Turquie – Istanbul – Le professeur Abbas Vali de l’Université Boğaziçi, accusé de « propagande en faveur d’une organisation terroriste » pour avoir signé la déclaration intitulée « Nous ne participerons pas à ce crime » préparée par les universitaires pour la paix a eu sa quatrième audience devant la 36e Cour pénale internationale d’İstanbul.

Voici sa déclaration 

« Je suis jugé pour avoir signé une lettre condamnant la violence et appelant à mettre fin à la violence, au meurtre et à la destruction.

J’ai signé cette lettre de mon plein gré, car, outre l’appel de ma conscience, elle était également conforme à mes principes de longue date en tant qu’universitaire et libre penseur attaché à la paix et au droit des êtres humains de vivre et de prospérer en paix partout dans le monde.

J’abhorre la violence comme moyen de résoudre les différends, les désaccords et les conflits, en particulier les conflits politiques.

Je crois depuis longtemps que la violence ne peut que supprimer les différences, les désaccords et les oppositions, qu’elle ne peut remédier à leurs causes profondes ou les éliminer.
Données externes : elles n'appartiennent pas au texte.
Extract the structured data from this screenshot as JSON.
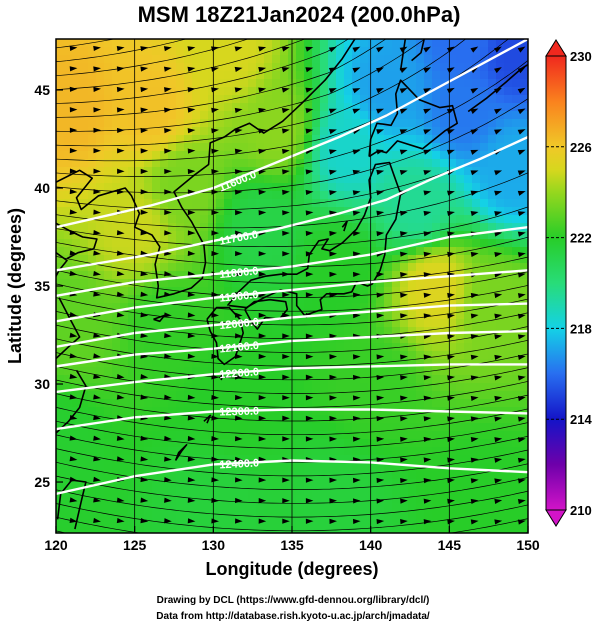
{
  "chart_data": {
    "type": "heatmap",
    "title": "MSM 18Z21Jan2024 (200.0hPa)",
    "xlabel": "Longitude (degrees)",
    "ylabel": "Latitude  (degrees)",
    "xlim": [
      120,
      150
    ],
    "ylim": [
      22.4,
      47.6
    ],
    "x_ticks": [
      120,
      125,
      130,
      135,
      140,
      145,
      150
    ],
    "x_tick_labels": [
      "120",
      "125",
      "130",
      "135",
      "140",
      "145",
      "150"
    ],
    "y_ticks": [
      25,
      30,
      35,
      40,
      45
    ],
    "y_tick_labels": [
      "25",
      "30",
      "35",
      "40",
      "45"
    ],
    "grid": true,
    "colorbar": {
      "min": 210,
      "max": 230,
      "ticks": [
        210,
        214,
        218,
        222,
        226,
        230
      ],
      "tick_labels": [
        "210",
        "214",
        "218",
        "222",
        "226",
        "230"
      ],
      "extend": "both",
      "placement": "right"
    },
    "shading_anchors": [
      {
        "lon": 121,
        "lat": 44,
        "value": 226.5
      },
      {
        "lon": 126,
        "lat": 44,
        "value": 226.2
      },
      {
        "lon": 131,
        "lat": 47,
        "value": 225
      },
      {
        "lon": 134,
        "lat": 43,
        "value": 223.8
      },
      {
        "lon": 125,
        "lat": 38,
        "value": 224.8
      },
      {
        "lon": 121,
        "lat": 33,
        "value": 223
      },
      {
        "lon": 127,
        "lat": 33,
        "value": 222.2
      },
      {
        "lon": 120,
        "lat": 27,
        "value": 221.8
      },
      {
        "lon": 130,
        "lat": 24,
        "value": 221.5
      },
      {
        "lon": 138,
        "lat": 24,
        "value": 221.5
      },
      {
        "lon": 147,
        "lat": 24,
        "value": 222
      },
      {
        "lon": 133,
        "lat": 38,
        "value": 221.2
      },
      {
        "lon": 138.5,
        "lat": 42,
        "value": 218.5
      },
      {
        "lon": 141,
        "lat": 45,
        "value": 217
      },
      {
        "lon": 146,
        "lat": 44,
        "value": 216.2
      },
      {
        "lon": 149,
        "lat": 47,
        "value": 215.2
      },
      {
        "lon": 146,
        "lat": 47.5,
        "value": 216
      },
      {
        "lon": 149,
        "lat": 41,
        "value": 217.2
      },
      {
        "lon": 143,
        "lat": 39,
        "value": 219.5
      },
      {
        "lon": 138,
        "lat": 36,
        "value": 222
      },
      {
        "lon": 144,
        "lat": 35,
        "value": 225.2
      },
      {
        "lon": 148,
        "lat": 34,
        "value": 223.5
      },
      {
        "lon": 140,
        "lat": 30,
        "value": 222.3
      },
      {
        "lon": 128,
        "lat": 40,
        "value": 223.5
      },
      {
        "lon": 131,
        "lat": 29,
        "value": 222
      }
    ],
    "contours": [
      {
        "label": "11600.0",
        "points": [
          [
            120,
            38.0
          ],
          [
            126,
            39.1
          ],
          [
            130,
            40.0
          ],
          [
            134,
            41.3
          ],
          [
            138,
            42.6
          ],
          [
            141,
            43.7
          ],
          [
            144,
            45.0
          ],
          [
            147,
            46.3
          ],
          [
            150,
            47.6
          ]
        ]
      },
      {
        "label": "11700.0",
        "points": [
          [
            120,
            35.8
          ],
          [
            126,
            36.6
          ],
          [
            130,
            37.3
          ],
          [
            134,
            37.9
          ],
          [
            138,
            38.7
          ],
          [
            141,
            39.4
          ],
          [
            144,
            40.5
          ],
          [
            147,
            41.5
          ],
          [
            150,
            42.6
          ]
        ]
      },
      {
        "label": "11800.0",
        "points": [
          [
            120,
            34.5
          ],
          [
            125,
            35.2
          ],
          [
            130,
            35.6
          ],
          [
            135,
            36.0
          ],
          [
            140,
            36.6
          ],
          [
            145,
            37.5
          ],
          [
            150,
            38.0
          ]
        ]
      },
      {
        "label": "11900.0",
        "points": [
          [
            120,
            33.2
          ],
          [
            125,
            33.9
          ],
          [
            130,
            34.4
          ],
          [
            135,
            34.8
          ],
          [
            140,
            35.2
          ],
          [
            145,
            35.5
          ],
          [
            150,
            35.8
          ]
        ]
      },
      {
        "label": "12000.0",
        "points": [
          [
            120,
            31.9
          ],
          [
            125,
            32.6
          ],
          [
            130,
            33.0
          ],
          [
            135,
            33.4
          ],
          [
            140,
            33.7
          ],
          [
            145,
            34.0
          ],
          [
            150,
            34.1
          ]
        ]
      },
      {
        "label": "12100.0",
        "points": [
          [
            120,
            30.9
          ],
          [
            125,
            31.5
          ],
          [
            130,
            31.8
          ],
          [
            135,
            32.2
          ],
          [
            140,
            32.4
          ],
          [
            145,
            32.6
          ],
          [
            150,
            32.7
          ]
        ]
      },
      {
        "label": "12200.0",
        "points": [
          [
            120,
            29.6
          ],
          [
            125,
            30.1
          ],
          [
            130,
            30.5
          ],
          [
            135,
            30.8
          ],
          [
            140,
            30.9
          ],
          [
            145,
            31.0
          ],
          [
            150,
            31.0
          ]
        ]
      },
      {
        "label": "12300.0",
        "points": [
          [
            120,
            27.7
          ],
          [
            125,
            28.3
          ],
          [
            130,
            28.6
          ],
          [
            135,
            28.7
          ],
          [
            140,
            28.7
          ],
          [
            145,
            28.6
          ],
          [
            150,
            28.5
          ]
        ]
      },
      {
        "label": "12400.0",
        "points": [
          [
            120,
            24.4
          ],
          [
            125,
            25.3
          ],
          [
            130,
            25.9
          ],
          [
            135,
            26.1
          ],
          [
            140,
            26.0
          ],
          [
            145,
            25.7
          ],
          [
            150,
            25.5
          ]
        ]
      }
    ]
  },
  "credits": {
    "line1": "Drawing by DCL (https://www.gfd-dennou.org/library/dcl/)",
    "line2": "Data from http://database.rish.kyoto-u.ac.jp/arch/jmadata/"
  },
  "colors": {
    "contour": "#ffffff",
    "coastline": "#000000",
    "streamline": "#000000",
    "grid": "#000000"
  }
}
Une paix fondée sur la violence et la répression ne peut être une paix durable. Elle ne peut pas créer un ordre social paisible et tranquille. L’ordre créé par la violence ne peut survivre que par plus de violence et plus de répression, qui ne dureront que tant que la violence sera efficace.

Le coût, humain et matériel, l’emporte toujours sur les avantages, immédiats ou à long terme. La violence blesse plus que le tissu social de nos communautés, plus que les tissus de notre chair, elle blesse nos âmes, elle nous déshumanise.

(…)

Je crois fermement que la violence sape l’éthique même du droit, qui est l’obtention de la justice. Je crois qu’il n’est pas possible d’obtenir justice en recourant à la violence.

La violence détruit l’esprit du droit et ternit la légitimité des institutions et des croyances qui justifient leur conduite par le recours au droit. C’est pourquoi je ne crois pas à la distinction entre violence juridique/tuerie et violence extrajudiciaire/tuerie.

La croyance éthique fondamentale que je tiens et défends ne laisse aucune place à la notion de violence légitime.

Mon attachement à cette conviction est attesté par mes recherches universitaires, mes écrits et mes publications, dont certains ont été traduits en turc, mais surtout par mes nombreuses interviews avec la presse turque, où j’ai toujours plaidé contre le recours à la violence pour résoudre les conflits politiques et me suis toujours battu pour le dialogue et la négociation afin d’instaurer une paix durable.

Ma décision de signer la lettre était un acte de conscience, et ma conscience est guidée par cette croyance éthique. Ma signature signifie un rejet conscient de la violence et une quête de paix.

Mais aujourd’hui, devant cette cour de justice, on est accusé d’appuyer et de prôner la violence. Cette accusation va à l’encontre de tout ce que j’ai dit, écrit et fait au cours des dix dernières années qui ont vécu et travaillé dans ce pays.

Cette accusation devrait être abandonnée, l’accusation portée contre moi devrait être abandonnée et je devrais être acquitté dorénavant si le droit doit servir la justice et embrasser son esprit qui est la justice. Je demande mon acquittement au nom de la paix, de la justice et de la dignité humaine ».